Please use this identifier to cite or link to this item: http://artemis.cslab.ece.ntua.gr:8080/jspui/handle/123456789/19066
Title: Text-driven Articulate Talking Face Generation
Authors: Μίλης, Γεώργιος
Μαραγκός Πέτρος
Keywords: Talking Face Generation, Audiovisual Speech Synthesis, Text-to-Visual Speech, Photorealistic Talking Faces, Portrait Videos, Avatars, Multimodal Learning
Issue Date: 28-Mar-2024
Abstract: Recent advances in deep learning for sequential data have given rise to fast and powerful models that produce realistic videos of talking humans, creating a new era of lifelike virtual experiences. These endeavors not only push the boundaries of audiovisual synthesis but also hold immense potential for applications spanning entertainment, communication, and education. The state of the art in talking face generation focuses mainly on audio-driven methods, which are conditioned on either real or synthetic audios.
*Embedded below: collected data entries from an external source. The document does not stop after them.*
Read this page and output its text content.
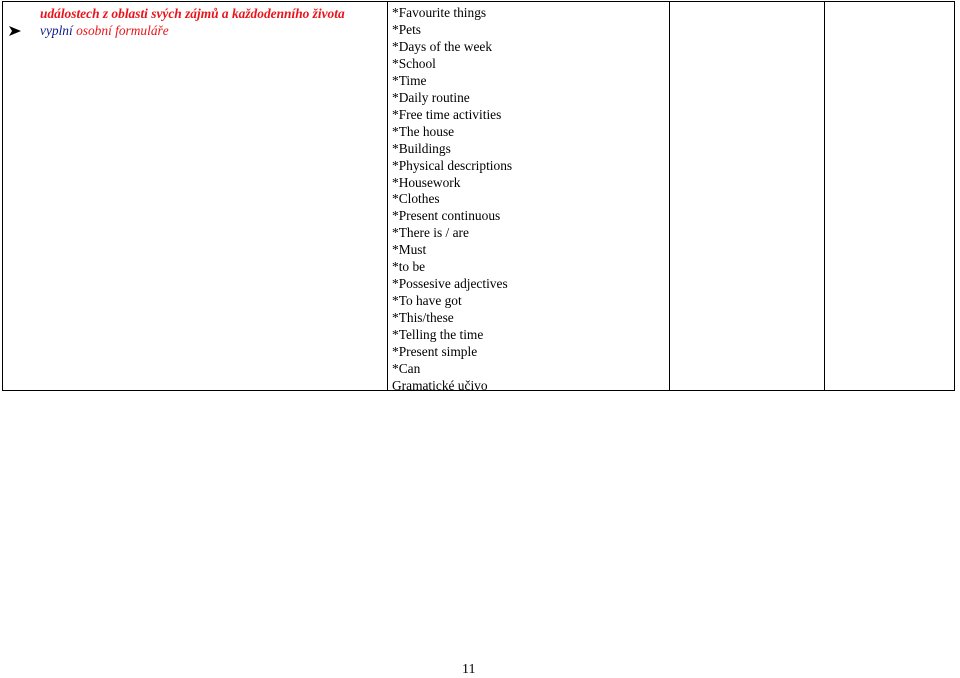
událostech z oblasti svých zájmů a každodenního života
vyplní
osobní formuláře

*Favourite things
*Pets
*Days of the week
*School
*Time
*Daily routine
*Free time activities
*The house
*Buildings
*Physical descriptions
*Housework
*Clothes
*Present continuous
*There is / are
*Must
*to be
*Possesive adjectives
*To have got
*This/these
*Telling the time
*Present simple
*Can
Gramatické učivo

11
However, having the ability to directly synthesize talking humans from text transcriptions is particularly beneficial for many applications and is expected to receive more and more attention, following the recent breakthroughs in large language models. A text-driven system can provide an animated avatar that utters a conversational agent's response, paving the way towards a more natural mode of human-machine interaction. Regarding text-driven generation, the predominant approach has been to employ a cascaded 2-stage architecture of a text-to-speech module followed by an audio-driven talking face generator. However this ignores the highly complex interplay between audio and visual streams that occurs during speaking. In this Diploma Thesis, we construct a text-driven audiovisual speech synthesizer that uses transformers for sequence modeling and does not follow the aforementioned cascaded approach. Instead, our method, which we call NEUral Text to ARticulate Talk (NEUTART), uses joint audiovisual modeling, as well as speech-informed 3D facial reconstructions and various perceptual losses for visual supervision. Notably, we incorporate a lipreading loss which adds realism to the speaker's mouth movements. The proposed model incorporates an audiovisual module that can generate 3D talking head videos with human-like articulation and synced audiovisual streams by design. Then, a photorealistic module leverages the power of generative adversarial networks to convert the 3D talking head into an RGB video. Our experiments on audiovisual datasets as well as in-the-wild videos reveal state-of-the-art generation quality both in terms of objective metrics and human evaluation, especially when assessing the realism of lip articulation. We also showcase the effectiveness of visual supervision for speech synthesis, since our experiments reveal that NEUTART produces more intelligible speech than a similar text-to-speech architecture.